Routine per chi è cresciuta tra Parma, Roma e Milano sfogliando, live, l’album Panini del calcio degli anni 70, 80 e 90 («Ma sono troppo giovane per ricordare in azione papà, allora ogni tanto vado a rivedermi il suo gol al Real su You Tube»), la vera emozione sono i dischi di Mina, i salti di ottava di Mia Martini e il concerto della Pausini a San Siro, «la prima donna al Meazza, mitica ».
In culla, davanti al bivio, ha scelto col cuore: «Nella mia posizione, con mio fratello Davide, il calcio o lo ami o lo odi. Siamo cresciuti masticandolo, la sera se papà aveva vinto era una festa, a tavola con mamma l’abbiamo stuzzicato mille volte: se avessi schierato quello, se avessi sostituito quell’altro...».
Carletto, serafico, il sopracciglio orizzontale («Ma s’inarca in automatico di fronte a certe domande: ormai vive di vita propria!»), masticava il culatello di Felegara ascoltando le sue donne: «E basta con questa storia che è grasso! Oscilla. lo stress che lo gonfia: a settembre è un figurino, poi ricomincia il campionato... ». Il momento più felice? «Atene, più di Manchester». Il più nero? «Perugia, dopo il diluvio, più di Istanbul. Lo aspettavo sul pullman: siamo scoppiati a piangere. Mi fa soffrire che la curva della Juve gli gridi ancora maiale dopo anni».

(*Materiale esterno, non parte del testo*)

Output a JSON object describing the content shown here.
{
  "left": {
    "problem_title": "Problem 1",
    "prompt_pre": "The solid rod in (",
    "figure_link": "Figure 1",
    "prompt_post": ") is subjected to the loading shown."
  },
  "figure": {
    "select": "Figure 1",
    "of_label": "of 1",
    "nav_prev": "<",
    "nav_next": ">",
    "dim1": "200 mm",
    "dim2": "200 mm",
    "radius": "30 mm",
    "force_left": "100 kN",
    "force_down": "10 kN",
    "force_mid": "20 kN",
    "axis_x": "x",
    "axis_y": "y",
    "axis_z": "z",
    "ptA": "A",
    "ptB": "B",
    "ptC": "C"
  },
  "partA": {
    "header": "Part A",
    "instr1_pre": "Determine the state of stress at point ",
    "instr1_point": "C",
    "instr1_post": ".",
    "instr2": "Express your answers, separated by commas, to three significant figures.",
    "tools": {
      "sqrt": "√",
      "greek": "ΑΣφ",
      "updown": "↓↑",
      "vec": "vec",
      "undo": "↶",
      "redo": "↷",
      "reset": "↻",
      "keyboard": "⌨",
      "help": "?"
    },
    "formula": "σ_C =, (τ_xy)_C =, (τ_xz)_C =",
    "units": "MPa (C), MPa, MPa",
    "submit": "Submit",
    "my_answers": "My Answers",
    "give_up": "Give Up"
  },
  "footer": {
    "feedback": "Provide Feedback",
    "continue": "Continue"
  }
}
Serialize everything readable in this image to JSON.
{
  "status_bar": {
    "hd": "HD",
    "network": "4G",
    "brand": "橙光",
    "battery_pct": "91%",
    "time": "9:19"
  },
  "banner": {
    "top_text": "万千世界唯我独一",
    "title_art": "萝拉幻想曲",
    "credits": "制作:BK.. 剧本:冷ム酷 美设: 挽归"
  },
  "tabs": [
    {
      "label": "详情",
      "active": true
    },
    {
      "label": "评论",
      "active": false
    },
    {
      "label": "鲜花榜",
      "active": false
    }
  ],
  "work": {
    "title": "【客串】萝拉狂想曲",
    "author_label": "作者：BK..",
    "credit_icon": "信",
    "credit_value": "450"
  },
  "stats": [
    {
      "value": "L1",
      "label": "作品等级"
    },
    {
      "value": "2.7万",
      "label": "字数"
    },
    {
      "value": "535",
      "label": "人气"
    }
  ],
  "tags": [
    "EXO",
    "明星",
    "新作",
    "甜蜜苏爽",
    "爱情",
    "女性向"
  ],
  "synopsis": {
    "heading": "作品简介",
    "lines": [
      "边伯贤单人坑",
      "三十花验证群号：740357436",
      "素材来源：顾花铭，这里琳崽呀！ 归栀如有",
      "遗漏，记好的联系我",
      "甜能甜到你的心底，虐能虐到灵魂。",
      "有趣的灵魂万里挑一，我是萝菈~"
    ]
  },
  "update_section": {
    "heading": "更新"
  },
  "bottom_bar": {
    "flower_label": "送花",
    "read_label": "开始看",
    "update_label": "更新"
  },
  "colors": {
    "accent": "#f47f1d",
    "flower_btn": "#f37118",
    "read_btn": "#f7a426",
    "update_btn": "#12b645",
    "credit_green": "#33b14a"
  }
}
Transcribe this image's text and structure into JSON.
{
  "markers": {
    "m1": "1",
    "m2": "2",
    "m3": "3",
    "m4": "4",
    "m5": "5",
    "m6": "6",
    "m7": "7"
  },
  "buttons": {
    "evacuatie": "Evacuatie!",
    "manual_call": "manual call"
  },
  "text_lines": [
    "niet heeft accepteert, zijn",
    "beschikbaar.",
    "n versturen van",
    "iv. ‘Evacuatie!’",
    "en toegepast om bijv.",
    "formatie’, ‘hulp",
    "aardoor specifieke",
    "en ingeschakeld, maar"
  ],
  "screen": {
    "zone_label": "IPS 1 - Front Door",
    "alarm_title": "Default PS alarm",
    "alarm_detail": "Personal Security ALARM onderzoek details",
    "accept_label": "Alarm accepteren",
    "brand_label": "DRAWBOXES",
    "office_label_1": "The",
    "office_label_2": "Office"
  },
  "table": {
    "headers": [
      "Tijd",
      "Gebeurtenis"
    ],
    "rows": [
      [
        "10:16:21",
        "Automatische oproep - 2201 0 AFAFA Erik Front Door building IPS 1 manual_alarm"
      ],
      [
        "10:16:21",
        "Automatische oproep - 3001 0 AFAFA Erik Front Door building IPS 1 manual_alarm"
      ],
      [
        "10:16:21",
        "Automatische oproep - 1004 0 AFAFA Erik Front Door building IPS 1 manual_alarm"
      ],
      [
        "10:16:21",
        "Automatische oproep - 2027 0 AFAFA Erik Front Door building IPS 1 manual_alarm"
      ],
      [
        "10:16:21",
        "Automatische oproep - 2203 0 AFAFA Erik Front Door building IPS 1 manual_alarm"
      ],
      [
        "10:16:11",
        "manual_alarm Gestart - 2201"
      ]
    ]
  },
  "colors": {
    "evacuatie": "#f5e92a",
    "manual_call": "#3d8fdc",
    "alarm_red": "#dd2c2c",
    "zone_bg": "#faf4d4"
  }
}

superstizioso? «Ha i suoi amu-leti, ma che portasse in panchina l’immagine di Padre Pio l’ho scoperto grazie alla Gialappas». Katia, cosa non abbiamo capito, fino a oggi, di Carlo? «Che è un uomo forte e determinato, il leader di un gruppo. In Lippi, Capello o Mourinho il carattere è visibile, perché sono allenatori più mediatici. Papà no. Vorrei che pensasse un po’ più a se stesso, che si mettesse meno da parte, che mollasse tutto e andasse un mese alle Maldive. E lo vorrei più sereno. Lui, noi, tutta la nostra famiglia». C’è un tepore fantastico, caldo come un abbraccio, oggi, a Dubai.